News doesn't flow like water on television, including on CNN. There basically is no cable television news anymore, and that's CNN's fault. Hirschorn seems to believe that the CNN of today is pretty much like the CNN of Ted Turner. It's not even close.
The "low cost methods" he describes are no longer employed. Now they're paying Anderson Cooper, Wolf Blitzer and many others ridiculous amounts of money, not to mention the amounts they spend on set design, graphics, and gadgetry. Shiny things.
And while it's true that "a network devoted to providing headlines topped with a touch of analysis no longer seems quite so useful," that's not what CNN used to be. It used to be a news network. They spent money on reporting. They did analysis, too, but most of the day was filled with reports from reporters out in the field, reporting stories. Unearthing facts. Talking to sources. Being journalists.

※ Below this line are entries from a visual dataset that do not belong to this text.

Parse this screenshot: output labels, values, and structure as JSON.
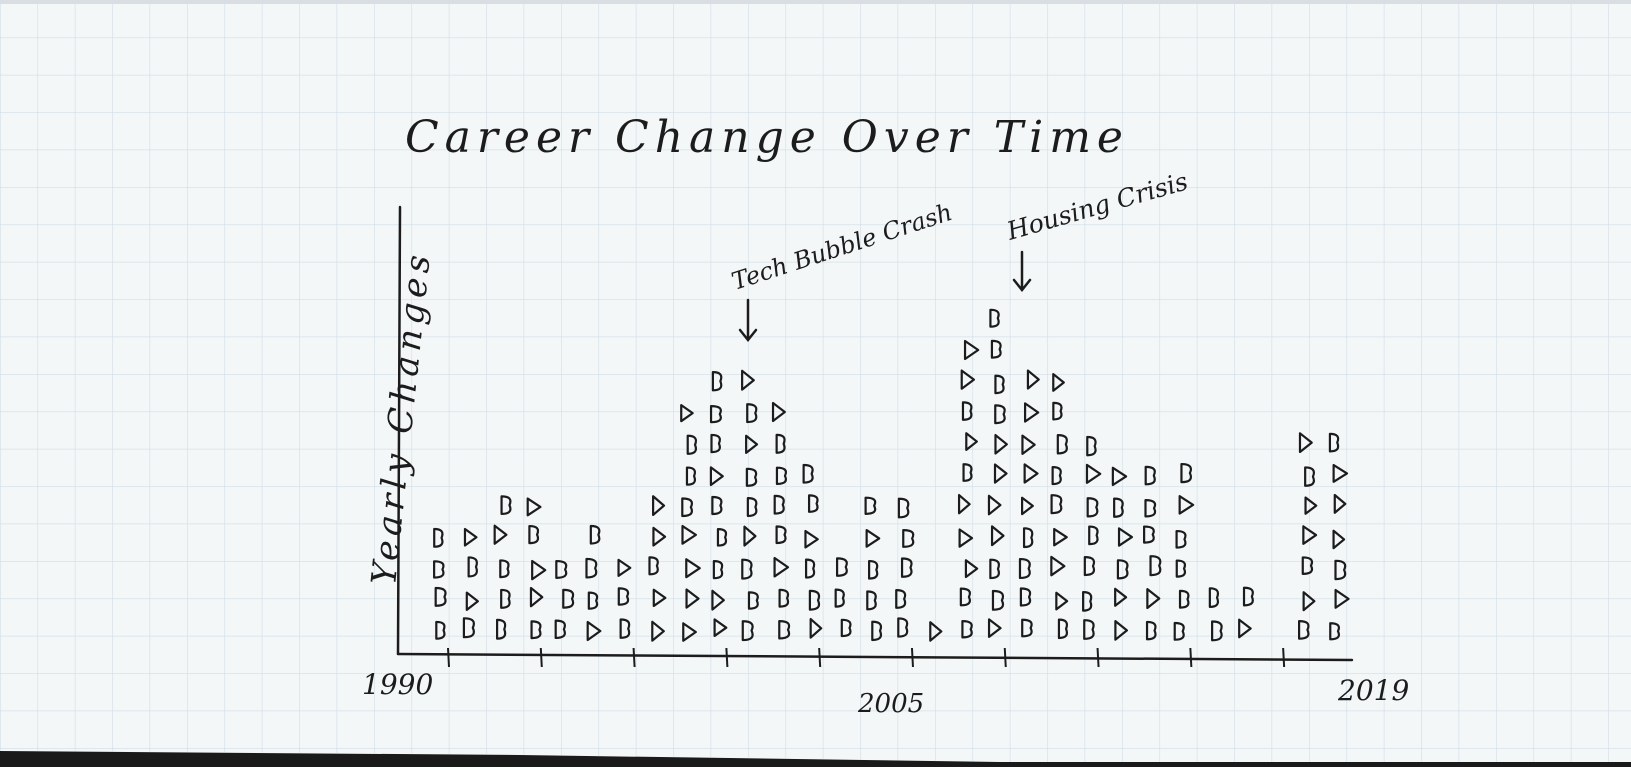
{
  "chart_data": {
    "type": "bar",
    "title": "Career Change Over Time",
    "xlabel": "",
    "ylabel": "Yearly Changes",
    "x_tick_labels": [
      "1990",
      "2005",
      "2019"
    ],
    "x_range": [
      1990,
      2019
    ],
    "mark": "hand-drawn unit marks (one glyph per career change), stacked per year column",
    "categories": [
      "1990",
      "1991",
      "1992",
      "1993",
      "1994",
      "1995",
      "1996",
      "1997",
      "1998",
      "1999",
      "2000",
      "2001",
      "2002",
      "2003",
      "2004",
      "2005",
      "2006",
      "2007",
      "2008",
      "2009",
      "2010",
      "2011",
      "2012",
      "2013",
      "2014",
      "2015",
      "2016",
      "2017",
      "2018",
      "2019"
    ],
    "values": [
      4,
      4,
      5,
      5,
      3,
      4,
      3,
      5,
      8,
      9,
      9,
      8,
      6,
      3,
      5,
      5,
      1,
      10,
      11,
      9,
      9,
      7,
      6,
      6,
      6,
      2,
      2,
      0,
      7,
      7
    ],
    "annotations": [
      {
        "text": "Tech Bubble Crash",
        "x": 2000
      },
      {
        "text": "Housing Crisis",
        "x": 2008
      }
    ],
    "paper_color": "#f4f7f8",
    "grid_color": "#cfdde6",
    "ink_color": "#1c1c1c"
  }
}
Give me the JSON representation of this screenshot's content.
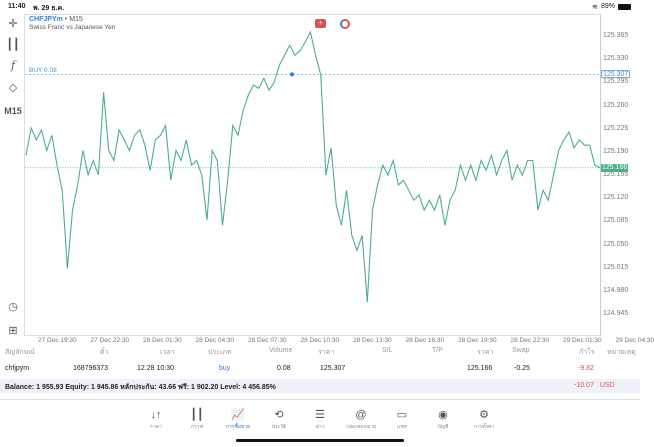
{
  "status": {
    "time": "11:40",
    "date": "พ. 29 ธ.ค.",
    "battery": "89%"
  },
  "chart": {
    "symbol": "CHFJPYm",
    "timeframe": "M15",
    "description": "Swiss Franc vs Japanese Yen",
    "buy_label": "BUY 0.08",
    "buy_price": 125.307,
    "current_price": 125.166,
    "timeframe_button": "M15",
    "line_color": "#4caf87",
    "buy_line_color": "#4a90d9",
    "y_ticks": [
      "125.365",
      "125.330",
      "125.295",
      "125.260",
      "125.225",
      "125.190",
      "125.155",
      "125.120",
      "125.085",
      "125.050",
      "125.015",
      "124.980",
      "124.945"
    ],
    "x_ticks": [
      "27 Dec 19:30",
      "27 Dec 22:30",
      "28 Dec 01:30",
      "28 Dec 04:30",
      "28 Dec 07:30",
      "28 Dec 10:30",
      "28 Dec 13:30",
      "28 Dec 16:30",
      "28 Dec 19:30",
      "28 Dec 22:30",
      "29 Dec 01:30",
      "29 Dec 04:30"
    ],
    "prices": [
      125.185,
      125.226,
      125.208,
      125.223,
      125.192,
      125.215,
      125.17,
      125.132,
      125.014,
      125.102,
      125.14,
      125.192,
      125.155,
      125.177,
      125.155,
      125.28,
      125.192,
      125.177,
      125.223,
      125.208,
      125.192,
      125.215,
      125.223,
      125.2,
      125.162,
      125.208,
      125.215,
      125.23,
      125.147,
      125.192,
      125.177,
      125.208,
      125.17,
      125.177,
      125.155,
      125.087,
      125.192,
      125.177,
      125.079,
      125.147,
      125.23,
      125.215,
      125.253,
      125.276,
      125.291,
      125.286,
      125.301,
      125.283,
      125.295,
      125.321,
      125.336,
      125.351,
      125.336,
      125.343,
      125.356,
      125.371,
      125.336,
      125.306,
      125.155,
      125.196,
      125.109,
      125.079,
      125.132,
      125.064,
      125.041,
      125.064,
      124.963,
      125.102,
      125.14,
      125.17,
      125.155,
      125.177,
      125.14,
      125.147,
      125.132,
      125.117,
      125.125,
      125.102,
      125.117,
      125.102,
      125.125,
      125.079,
      125.117,
      125.132,
      125.17,
      125.147,
      125.17,
      125.147,
      125.177,
      125.162,
      125.185,
      125.155,
      125.177,
      125.192,
      125.147,
      125.17,
      125.155,
      125.177,
      125.177,
      125.102,
      125.132,
      125.117,
      125.155,
      125.192,
      125.208,
      125.22,
      125.196,
      125.208,
      125.2,
      125.2,
      125.17,
      125.166
    ]
  },
  "table": {
    "headers": [
      "สัญลักษณ์",
      "ตั๋ว",
      "เวลา",
      "ประเภท",
      "Volume",
      "ราคา",
      "S/L",
      "T/P",
      "ราคา",
      "Swap",
      "กำไร",
      "หมายเหตุ"
    ],
    "row": {
      "symbol": "chfjpym",
      "ticket": "168796373",
      "time": "12.28 10:30",
      "type": "buy",
      "volume": "0.08",
      "open_price": "125.307",
      "sl": "",
      "tp": "",
      "price": "125.166",
      "swap": "-0.25",
      "profit": "-9.82"
    }
  },
  "balance": {
    "text": "Balance: 1 955.93 Equity: 1 945.86 หลักประกัน: 43.66 ฟรี: 1 902.20 Level: 4 456.85%",
    "total": "-10.07",
    "currency": "USD"
  },
  "nav": [
    {
      "label": "ราคา",
      "icon": "↓↑"
    },
    {
      "label": "กราฟ",
      "icon": "┃┃"
    },
    {
      "label": "การซื้อขาย",
      "icon": "📈"
    },
    {
      "label": "ประวัติ",
      "icon": "⟲"
    },
    {
      "label": "ข่าว",
      "icon": "☰"
    },
    {
      "label": "กล่องจดหมาย",
      "icon": "@"
    },
    {
      "label": "แชท",
      "icon": "▭"
    },
    {
      "label": "บัญชี",
      "icon": "◉"
    },
    {
      "label": "การตั้งค่า",
      "icon": "⚙"
    }
  ],
  "active_nav": 2
}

"But CNN’s biggest problem may actually be its founding principles," Hirschorn says. I would argue just the opposite: that Time-Warner's *abandonment* of those principles is its biggest problem. It can't be obnoxious, ideological and angry like Fox or, to a lesser degree, MSNBC. It's only real choice is to bolster its reputation as a serious news outlet. Instead, it chose to go shallow -- to *pretend* to be a serious news outlet, while running a lot of lightweight shows and talking heads interspersed with the occasional actual news report. And witness the recent hiring of Erick Erickson, the obnoxious, incendiary frat-boy blogger whose main talent is to hurl insults. Would the old CNN have hired him? Of course not. They would have hired another nameless reporter. To report.
People still want news on television. As it stands, there are now 4 big cable news outlets, but often, there is no news to be found on cable. CNN could be the network that could always be relied upon to provide it.